Each side is limited to 2 MiB of UTF-8. Line mode allows at most 100,000 line tokens, character mode at most 100,000 code points, computation is bounded to 1,500 ms and edit distance 20,000, line previews to 2,000 rows, and character previews to 50,000 displayed code points. Exceeding a computation budget produces an error, never a fabricated whole-file replacement.

Frequently Asked Questions

When should I choose line mode instead of character mode?

Line mode tokenizes complete lines, groups edits into hunks, shows context, and can export unified diff text. Character mode tokenizes Unicode code points and highlights inline insertions or deletions in two panels; it does not create a line patch.

Exactly what does Ignore line-edge whitespace do?

It trims leading and trailing whitespace when deciding whether two lines are equal.

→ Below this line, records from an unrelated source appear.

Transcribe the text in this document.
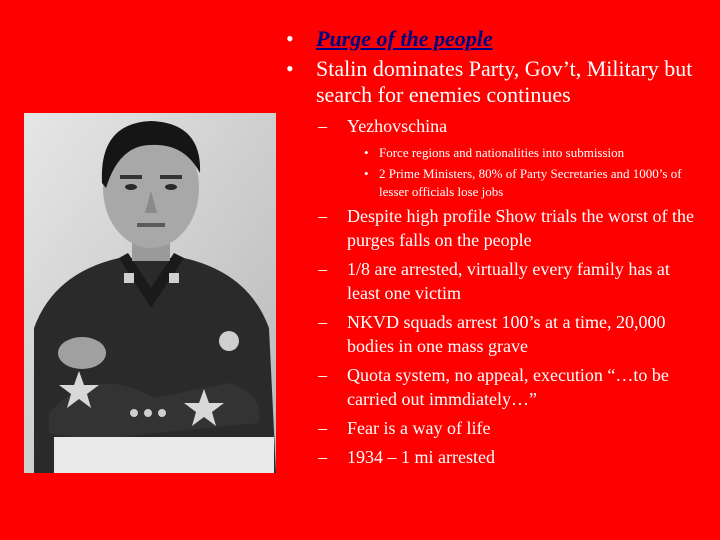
• Purge of the people
• Stalin dominates Party, Gov’t, Military but search for enemies continues
– Yezhovschina
• Force regions and nationalities into submission
• 2 Prime Ministers, 80% of Party Secretaries and 1000’s of lesser officials lose jobs
– Despite high profile Show trials the worst of the purges falls on the people
– 1/8 are arrested, virtually every family has at least one victim
– NKVD squads arrest 100’s at a time, 20,000 bodies in one mass grave
– Quota system, no appeal, execution “…to be carried out immdiately…”
– Fear is a way of life
– 1934 – 1 mi arrested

It does not remove spaces inside a line, and it does not mean all whitespace everywhere is ignored.

How does Treat CRLF as LF work?

The option removes the carriage return directly before each line feed for comparison, making CRLF and LF lines equal. Lone CR characters are not advertised as normalized, and the original input text is not rewritten.

Can I apply the downloaded patch directly?

With both filtering options off, the unified patch records the exact line comparison, including missing-final-newline markers. With either filter on, the patch represents the filtered review and can omit source differences, so verify it before applying.

Which diff algorithm and replacement rule are used?

The implementation uses jsdiff 9's Myers-family shortest-edit algorithm with explicit time and edit-distance budgets. Side-by-side replacement rows pair adjacent removals and additions by position for display; that pairing is not a semantic claim that two lines mean the same thing.

Does character mode compare user-perceived characters or grapheme clusters?

No. Character mode follows Unicode code points, the units produced by JavaScript string iteration. Combining marks, regional indicators, variation selectors, and ZWJ emoji sequences can be split into multiple highlighted units.

Are the compared texts uploaded or included in analytics?

Comparison, preview construction, patch generation, copy, and download happen in this browser. Files are read with the browser FileReader API. Aggregate analytics can record mode, counts, limits, and timing, but not the pasted text, file contents, or patch body.

How This Tool Was Verified

Maintained and tested by Reviewed

Method: In Diff Checker for Text, Code, and Unified Patches, the “Review a configuration change before preparing a patch” fixture was run without repairing or simplifying its input. We verified the transition from “Create an exact line baseline” to “Diagnose line-ending and edge-whitespace noise”, compared the final artifact or values, and reviewed “Counting a visual replacement once” plus “Treating indentation as cosmetic everywhere” as non-success paths.

Expected result: The comparison reported three added patch lines, two removed patch lines, two paired replacements, and one hunk, with the port, log level, and /ready route changes visible in the exported patch.